A key concern for global markets is the Strait of Hormuz, a narrow waterway between Iran and Oman through which roughly one fifth of the world’s oil supply passes.
Any disruption to shipping through the strait could rapidly drive oil prices higher and destabilise international energy markets.
Energy analysts say the direction of prices will depend largely on how long tensions persist and whether oil shipments are affected. If supply routes remain open, prices may stabilise below $100 per barrel. However, a prolonged disruption could quickly push prices back into triple-digit territory.
For South Africa, the situation carries significant implications. The country relies heavily on imported fuel, with more than 60% of its fuel demand now supplied from international markets following the closure or reduced output of several local refineries. This means local fuel prices are closely linked to global oil prices and movements in the rand.
Petrol and diesel prices are calculated using the Basic Fuel Price, which reflects the cost of importing fuel, as well as freight, insurance and other associated expenses. When international oil prices increase, those costs are typically passed on to consumers during the next monthly fuel price adjustment.
Denver Botha fills a vehicle at the BP garage in Parkdene. Photo: Marguerite van Ginkel
Early estimates suggest motorists could face noticeable increases if current trends continue. Petrol could rise by more than R2 per litre, while diesel prices may climb even more sharply due to larger cost pressures in international markets.
Recent fuel price calculations already show a widening gap between current pump prices and underlying international costs. If these conditions persist for the rest of the pricing cycle, petrol could increase by around R3 per litre or more, while diesel prices may rise by about R5 per litre.
At present, 95 Unleaded petrol costs about R19.47 per litre at the coast and roughly R20.30 inland, while 93 Unleaded sells for about R20.19 per litre. Wholesale diesel prices are about R17.84 per litre at coastal locations and approximately R19.17 inland.
Econometrix chief economist Azar Jammine has warned that if Brent crude remains above $100 per barrel for a prolonged period, petrol prices in South Africa could rise to around R26 per litre.

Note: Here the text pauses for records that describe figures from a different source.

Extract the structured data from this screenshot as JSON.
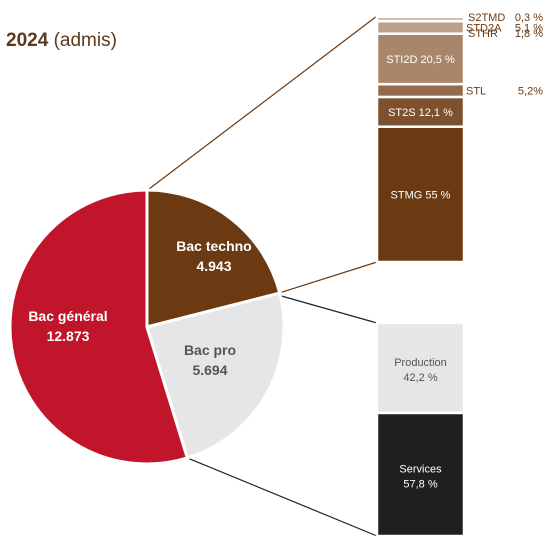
{
  "title": {
    "year": "2024",
    "rest": "(admis)"
  },
  "chart_data": [
    {
      "type": "pie",
      "slices": [
        {
          "label": "Bac général",
          "value_label": "12.873",
          "value": 12873,
          "color": "#c0152a"
        },
        {
          "label": "Bac techno",
          "value_label": "4.943",
          "value": 4943,
          "color": "#6b3a12"
        },
        {
          "label": "Bac pro",
          "value_label": "5.694",
          "value": 5694,
          "color": "#e6e6e6"
        }
      ]
    },
    {
      "type": "bar",
      "stacked": true,
      "parent": "Bac techno",
      "series": [
        {
          "name": "STMG",
          "value": 55,
          "value_label": "55 %",
          "color": "#6b3a12"
        },
        {
          "name": "ST2S",
          "value": 12.1,
          "value_label": "12,1 %",
          "color": "#7d5130"
        },
        {
          "name": "STL",
          "value": 5.2,
          "value_label": "5,2%",
          "color": "#936a4b"
        },
        {
          "name": "STI2D",
          "value": 20.5,
          "value_label": "20,5 %",
          "color": "#a98669"
        },
        {
          "name": "STD2A",
          "value": 5.1,
          "value_label": "5,1 %",
          "color": "#bca28d"
        },
        {
          "name": "STHR",
          "value": 1.8,
          "value_label": "1,8 %",
          "color": "#cfbcad"
        },
        {
          "name": "S2TMD",
          "value": 0.3,
          "value_label": "0,3 %",
          "color": "#e0d3c8"
        }
      ]
    },
    {
      "type": "bar",
      "stacked": true,
      "parent": "Bac pro",
      "series": [
        {
          "name": "Services",
          "value": 57.8,
          "value_label": "57,8 %",
          "color": "#1f1f1f"
        },
        {
          "name": "Production",
          "value": 42.2,
          "value_label": "42,2 %",
          "color": "#e6e6e6"
        }
      ]
    }
  ]
}
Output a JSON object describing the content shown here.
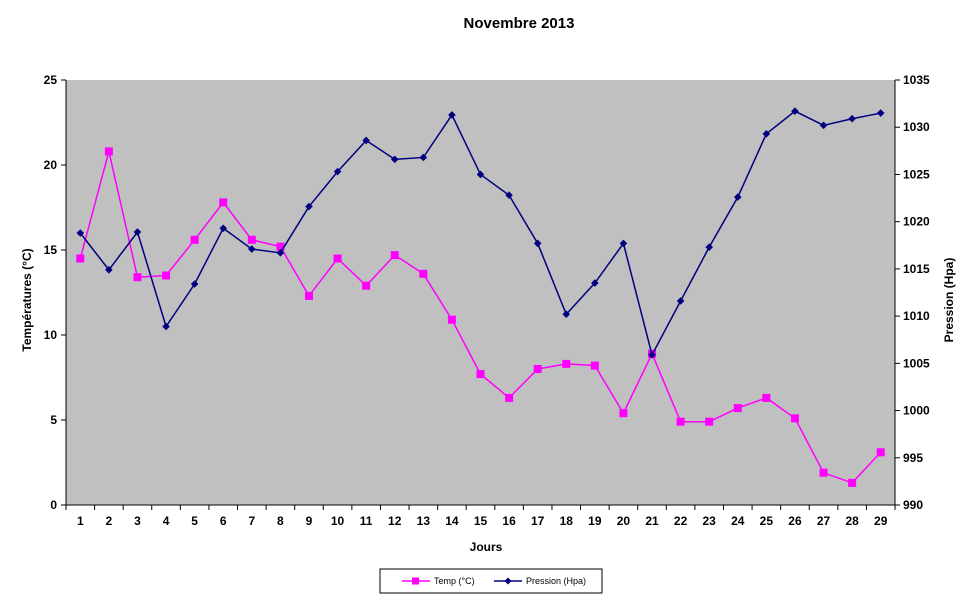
{
  "chart_data": {
    "type": "line",
    "title": "Novembre 2013",
    "xlabel": "Jours",
    "ylabel_left": "Températures (°C)",
    "ylabel_right": "Pression (Hpa)",
    "x": [
      1,
      2,
      3,
      4,
      5,
      6,
      7,
      8,
      9,
      10,
      11,
      12,
      13,
      14,
      15,
      16,
      17,
      18,
      19,
      20,
      21,
      22,
      23,
      24,
      25,
      26,
      27,
      28,
      29
    ],
    "y_left_ticks": [
      "0",
      "5",
      "10",
      "15",
      "20",
      "25"
    ],
    "y_right_ticks": [
      "990",
      "995",
      "1000",
      "1005",
      "1010",
      "1015",
      "1020",
      "1025",
      "1030",
      "1035"
    ],
    "ylim_left": [
      0,
      25
    ],
    "ylim_right": [
      990,
      1035
    ],
    "grid": false,
    "plot_background": "#c0c0c0",
    "legend_position": "bottom",
    "series": [
      {
        "name": "Temp (°C)",
        "axis": "left",
        "color": "#ff00ff",
        "marker": "square",
        "values": [
          14.5,
          20.8,
          13.4,
          13.5,
          15.6,
          17.8,
          15.6,
          15.2,
          12.3,
          14.5,
          12.9,
          14.7,
          13.6,
          10.9,
          7.7,
          6.3,
          8.0,
          8.3,
          8.2,
          5.4,
          8.9,
          4.9,
          4.9,
          5.7,
          6.3,
          5.1,
          1.9,
          1.3,
          3.1
        ]
      },
      {
        "name": "Pression (Hpa)",
        "axis": "right",
        "color": "#000080",
        "marker": "diamond",
        "values": [
          1018.8,
          1014.9,
          1018.9,
          1008.9,
          1013.4,
          1019.3,
          1017.1,
          1016.7,
          1021.6,
          1025.3,
          1028.6,
          1026.6,
          1026.8,
          1031.3,
          1025.0,
          1022.8,
          1017.7,
          1010.2,
          1013.5,
          1017.7,
          1005.9,
          1011.6,
          1017.3,
          1022.6,
          1029.3,
          1031.7,
          1030.2,
          1030.9,
          1031.5
        ]
      }
    ]
  }
}
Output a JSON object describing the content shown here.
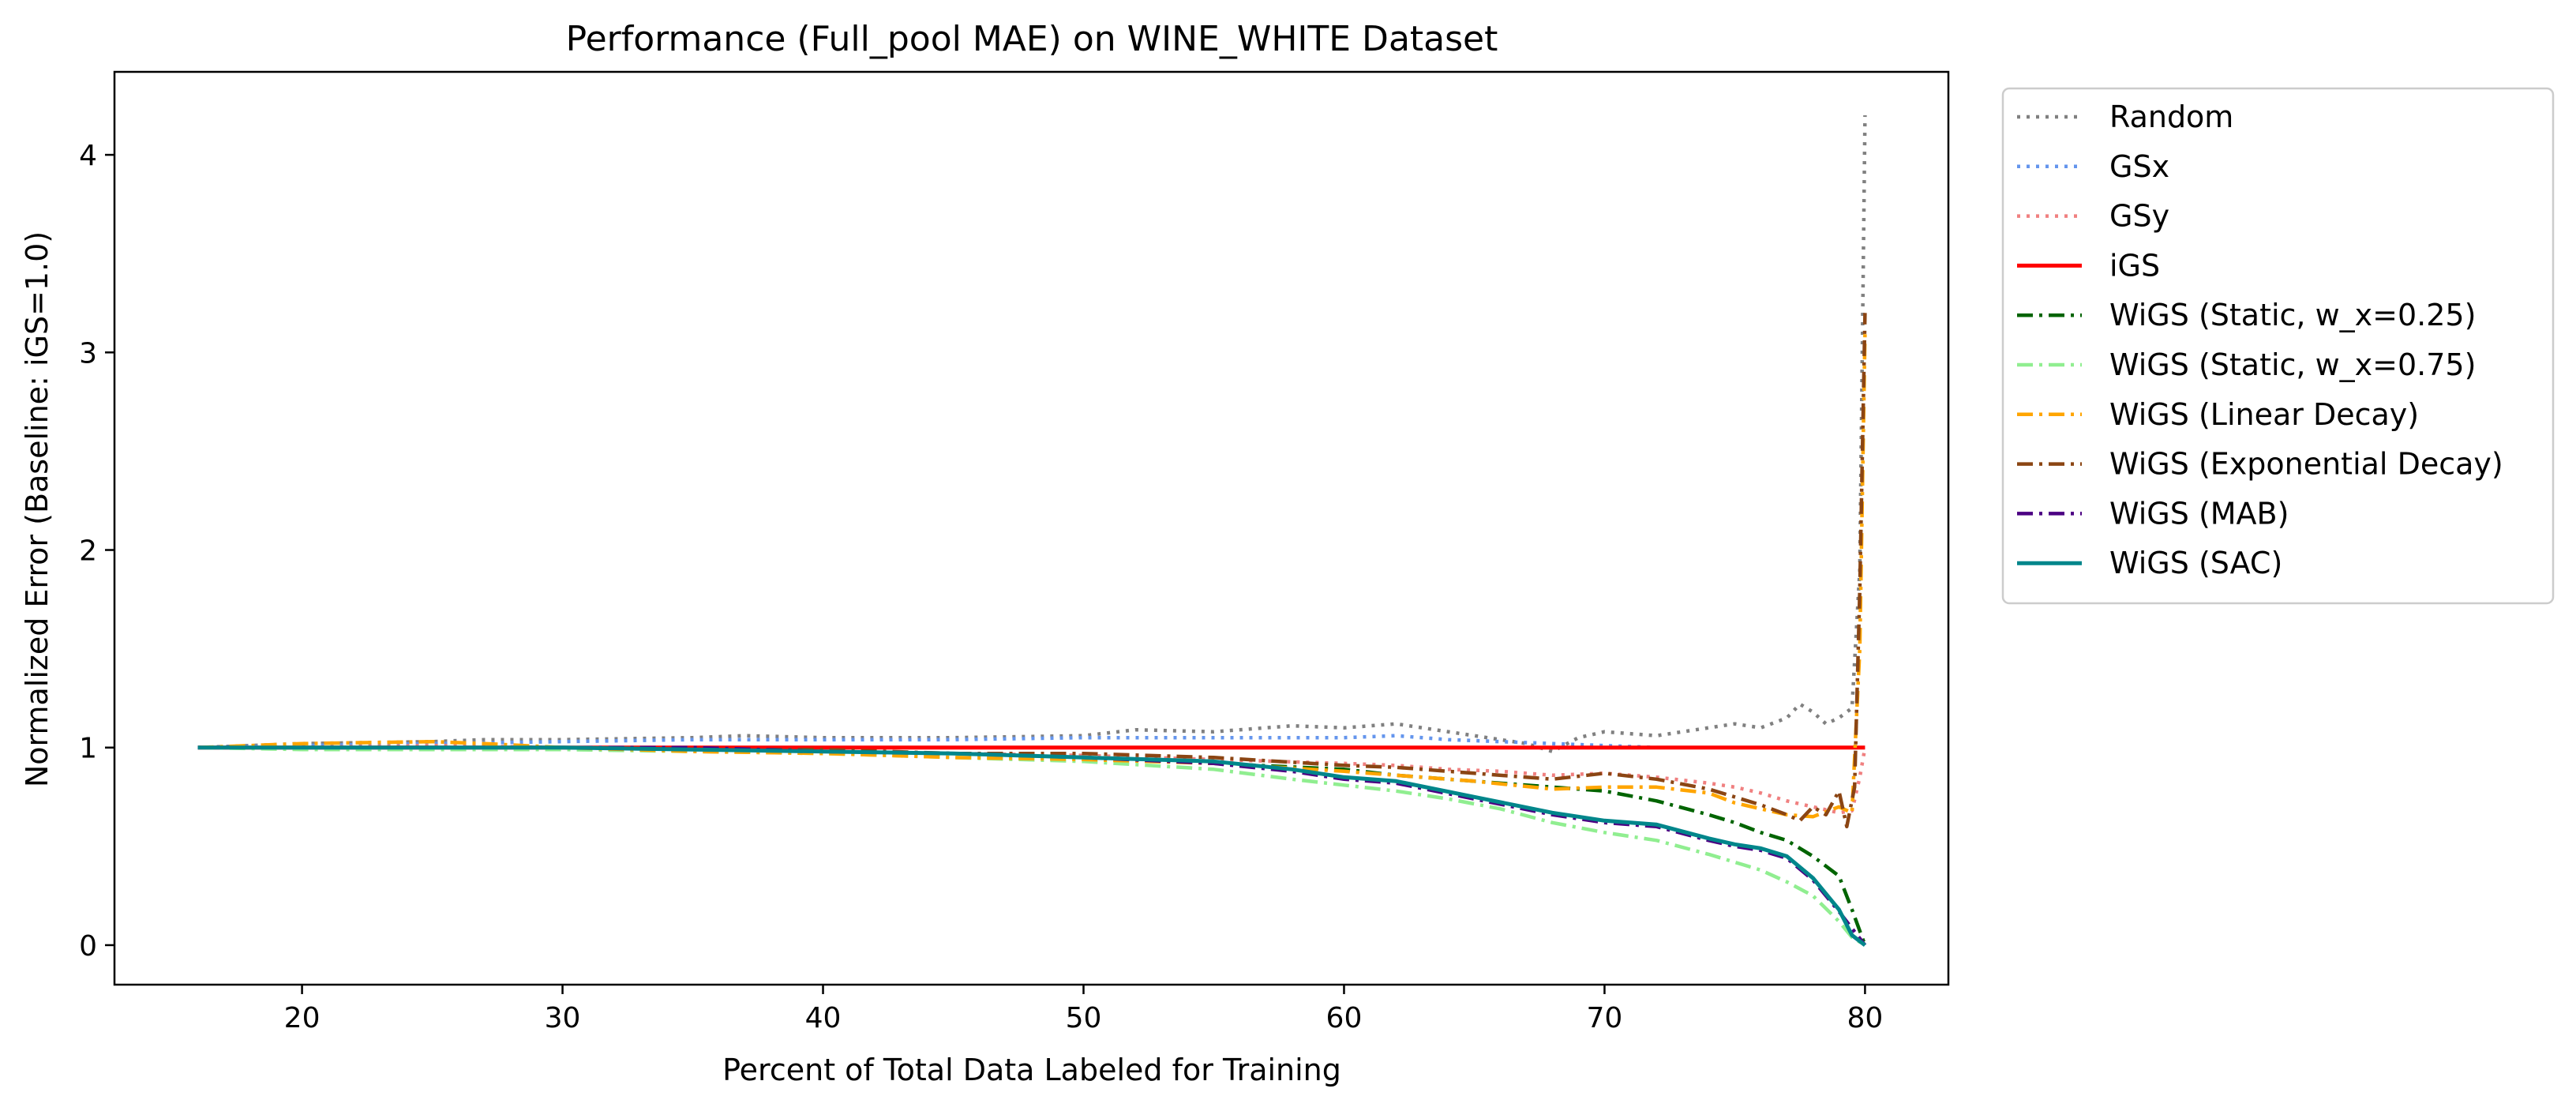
{
  "chart_data": {
    "type": "line",
    "title": "Performance (Full_pool MAE) on WINE_WHITE Dataset",
    "xlabel": "Percent of Total Data Labeled for Training",
    "ylabel": "Normalized Error (Baseline: iGS=1.0)",
    "xlim": [
      12.8,
      83.2
    ],
    "ylim": [
      -0.2,
      4.42
    ],
    "xticks": [
      20,
      30,
      40,
      50,
      60,
      70,
      80
    ],
    "yticks": [
      0,
      1,
      2,
      3,
      4
    ],
    "grid": false,
    "legend_position": "outside upper right",
    "series": [
      {
        "name": "Random",
        "color": "#808080",
        "dash": "dotted",
        "points": [
          [
            16,
            1.0
          ],
          [
            18,
            1.01
          ],
          [
            20,
            1.02
          ],
          [
            25,
            1.03
          ],
          [
            27,
            1.04
          ],
          [
            30,
            1.04
          ],
          [
            35,
            1.05
          ],
          [
            37,
            1.06
          ],
          [
            40,
            1.05
          ],
          [
            45,
            1.05
          ],
          [
            50,
            1.06
          ],
          [
            52,
            1.09
          ],
          [
            55,
            1.08
          ],
          [
            57,
            1.1
          ],
          [
            58,
            1.11
          ],
          [
            60,
            1.1
          ],
          [
            62,
            1.12
          ],
          [
            63,
            1.1
          ],
          [
            65,
            1.06
          ],
          [
            67,
            1.02
          ],
          [
            68,
            0.98
          ],
          [
            69,
            1.05
          ],
          [
            70,
            1.08
          ],
          [
            72,
            1.06
          ],
          [
            74,
            1.1
          ],
          [
            75,
            1.12
          ],
          [
            76,
            1.1
          ],
          [
            77,
            1.15
          ],
          [
            77.5,
            1.22
          ],
          [
            78,
            1.18
          ],
          [
            78.5,
            1.12
          ],
          [
            79,
            1.15
          ],
          [
            79.5,
            1.2
          ],
          [
            79.8,
            1.9
          ],
          [
            80,
            4.2
          ]
        ]
      },
      {
        "name": "GSx",
        "color": "#6495ED",
        "dash": "dotted",
        "points": [
          [
            16,
            1.0
          ],
          [
            20,
            1.01
          ],
          [
            25,
            1.02
          ],
          [
            30,
            1.03
          ],
          [
            35,
            1.04
          ],
          [
            40,
            1.04
          ],
          [
            45,
            1.04
          ],
          [
            50,
            1.05
          ],
          [
            55,
            1.05
          ],
          [
            60,
            1.05
          ],
          [
            62,
            1.06
          ],
          [
            64,
            1.04
          ],
          [
            66,
            1.03
          ],
          [
            68,
            1.02
          ],
          [
            70,
            1.01
          ],
          [
            72,
            1.0
          ],
          [
            75,
            1.0
          ],
          [
            78,
            1.0
          ],
          [
            80,
            1.0
          ]
        ]
      },
      {
        "name": "GSy",
        "color": "#F08080",
        "dash": "dotted",
        "points": [
          [
            16,
            1.0
          ],
          [
            20,
            1.0
          ],
          [
            25,
            1.01
          ],
          [
            30,
            1.0
          ],
          [
            35,
            0.99
          ],
          [
            40,
            0.98
          ],
          [
            45,
            0.97
          ],
          [
            50,
            0.96
          ],
          [
            55,
            0.94
          ],
          [
            60,
            0.92
          ],
          [
            62,
            0.91
          ],
          [
            64,
            0.89
          ],
          [
            66,
            0.88
          ],
          [
            68,
            0.86
          ],
          [
            70,
            0.87
          ],
          [
            72,
            0.85
          ],
          [
            74,
            0.82
          ],
          [
            75,
            0.8
          ],
          [
            76,
            0.77
          ],
          [
            77,
            0.73
          ],
          [
            78,
            0.7
          ],
          [
            79,
            0.67
          ],
          [
            79.5,
            0.68
          ],
          [
            79.8,
            0.85
          ],
          [
            80,
            1.0
          ]
        ]
      },
      {
        "name": "iGS",
        "color": "#FF0000",
        "dash": "solid",
        "points": [
          [
            16,
            1.0
          ],
          [
            80,
            1.0
          ]
        ]
      },
      {
        "name": "WiGS (Static, w_x=0.25)",
        "color": "#006400",
        "dash": "dashdot",
        "points": [
          [
            16,
            1.0
          ],
          [
            20,
            1.0
          ],
          [
            25,
            1.0
          ],
          [
            30,
            1.0
          ],
          [
            35,
            0.99
          ],
          [
            40,
            0.98
          ],
          [
            45,
            0.97
          ],
          [
            50,
            0.95
          ],
          [
            55,
            0.92
          ],
          [
            60,
            0.89
          ],
          [
            62,
            0.86
          ],
          [
            65,
            0.83
          ],
          [
            68,
            0.8
          ],
          [
            70,
            0.78
          ],
          [
            72,
            0.73
          ],
          [
            74,
            0.66
          ],
          [
            75,
            0.62
          ],
          [
            76,
            0.57
          ],
          [
            77,
            0.53
          ],
          [
            78,
            0.45
          ],
          [
            79,
            0.35
          ],
          [
            79.5,
            0.18
          ],
          [
            80,
            0.0
          ]
        ]
      },
      {
        "name": "WiGS (Static, w_x=0.75)",
        "color": "#90EE90",
        "dash": "dashdot",
        "points": [
          [
            16,
            1.0
          ],
          [
            20,
            0.99
          ],
          [
            25,
            0.99
          ],
          [
            30,
            0.99
          ],
          [
            35,
            0.98
          ],
          [
            40,
            0.97
          ],
          [
            45,
            0.95
          ],
          [
            50,
            0.93
          ],
          [
            55,
            0.89
          ],
          [
            58,
            0.84
          ],
          [
            60,
            0.81
          ],
          [
            62,
            0.78
          ],
          [
            64,
            0.74
          ],
          [
            66,
            0.69
          ],
          [
            68,
            0.62
          ],
          [
            70,
            0.57
          ],
          [
            72,
            0.53
          ],
          [
            74,
            0.46
          ],
          [
            75,
            0.42
          ],
          [
            76,
            0.38
          ],
          [
            77,
            0.32
          ],
          [
            78,
            0.25
          ],
          [
            79,
            0.12
          ],
          [
            79.5,
            0.04
          ],
          [
            80,
            0.0
          ]
        ]
      },
      {
        "name": "WiGS (Linear Decay)",
        "color": "#FFA500",
        "dash": "dashdot",
        "points": [
          [
            16,
            1.0
          ],
          [
            18,
            1.01
          ],
          [
            20,
            1.02
          ],
          [
            25,
            1.03
          ],
          [
            27,
            1.02
          ],
          [
            30,
            1.0
          ],
          [
            35,
            0.98
          ],
          [
            40,
            0.97
          ],
          [
            45,
            0.95
          ],
          [
            50,
            0.94
          ],
          [
            55,
            0.92
          ],
          [
            60,
            0.88
          ],
          [
            62,
            0.86
          ],
          [
            65,
            0.83
          ],
          [
            68,
            0.79
          ],
          [
            70,
            0.8
          ],
          [
            72,
            0.8
          ],
          [
            74,
            0.77
          ],
          [
            75,
            0.72
          ],
          [
            76,
            0.69
          ],
          [
            77,
            0.66
          ],
          [
            78,
            0.65
          ],
          [
            79,
            0.7
          ],
          [
            79.5,
            0.67
          ],
          [
            79.8,
            1.5
          ],
          [
            80,
            3.1
          ]
        ]
      },
      {
        "name": "WiGS (Exponential Decay)",
        "color": "#8B4513",
        "dash": "dashdot",
        "points": [
          [
            16,
            1.0
          ],
          [
            20,
            1.0
          ],
          [
            25,
            1.0
          ],
          [
            30,
            1.0
          ],
          [
            35,
            0.99
          ],
          [
            40,
            0.99
          ],
          [
            45,
            0.97
          ],
          [
            50,
            0.97
          ],
          [
            55,
            0.95
          ],
          [
            60,
            0.91
          ],
          [
            62,
            0.9
          ],
          [
            65,
            0.87
          ],
          [
            68,
            0.84
          ],
          [
            70,
            0.87
          ],
          [
            72,
            0.84
          ],
          [
            74,
            0.79
          ],
          [
            75,
            0.75
          ],
          [
            76,
            0.71
          ],
          [
            77,
            0.66
          ],
          [
            77.5,
            0.63
          ],
          [
            78,
            0.7
          ],
          [
            78.5,
            0.66
          ],
          [
            79,
            0.78
          ],
          [
            79.3,
            0.6
          ],
          [
            79.6,
            0.8
          ],
          [
            79.8,
            1.8
          ],
          [
            80,
            3.2
          ]
        ]
      },
      {
        "name": "WiGS (MAB)",
        "color": "#4B0082",
        "dash": "dashdot",
        "points": [
          [
            16,
            1.0
          ],
          [
            20,
            1.0
          ],
          [
            25,
            1.0
          ],
          [
            30,
            1.0
          ],
          [
            35,
            1.0
          ],
          [
            40,
            0.98
          ],
          [
            45,
            0.97
          ],
          [
            50,
            0.95
          ],
          [
            55,
            0.92
          ],
          [
            58,
            0.88
          ],
          [
            60,
            0.84
          ],
          [
            62,
            0.82
          ],
          [
            65,
            0.74
          ],
          [
            68,
            0.66
          ],
          [
            70,
            0.62
          ],
          [
            72,
            0.6
          ],
          [
            74,
            0.53
          ],
          [
            75,
            0.5
          ],
          [
            76,
            0.48
          ],
          [
            77,
            0.44
          ],
          [
            78,
            0.33
          ],
          [
            79,
            0.17
          ],
          [
            80,
            0.0
          ]
        ]
      },
      {
        "name": "WiGS (SAC)",
        "color": "#00868B",
        "dash": "solid",
        "points": [
          [
            16,
            1.0
          ],
          [
            20,
            1.0
          ],
          [
            25,
            1.0
          ],
          [
            30,
            1.0
          ],
          [
            35,
            0.99
          ],
          [
            40,
            0.98
          ],
          [
            45,
            0.97
          ],
          [
            50,
            0.95
          ],
          [
            55,
            0.93
          ],
          [
            58,
            0.89
          ],
          [
            60,
            0.85
          ],
          [
            62,
            0.83
          ],
          [
            65,
            0.75
          ],
          [
            68,
            0.67
          ],
          [
            70,
            0.63
          ],
          [
            72,
            0.61
          ],
          [
            74,
            0.54
          ],
          [
            75,
            0.51
          ],
          [
            76,
            0.49
          ],
          [
            77,
            0.45
          ],
          [
            78,
            0.34
          ],
          [
            79,
            0.18
          ],
          [
            79.5,
            0.05
          ],
          [
            80,
            0.0
          ]
        ]
      }
    ]
  }
}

However, the impact is not always immediate. A stronger rand or stable supply routes can soften the effect of global price spikes. South Africa also imports fuel from a range of suppliers, including West African producers, which helps diversify supply chains.
If tensions escalate and key shipping routes come under pressure, South Africans could face higher fuel costs and rising transport and food prices in the months ahead.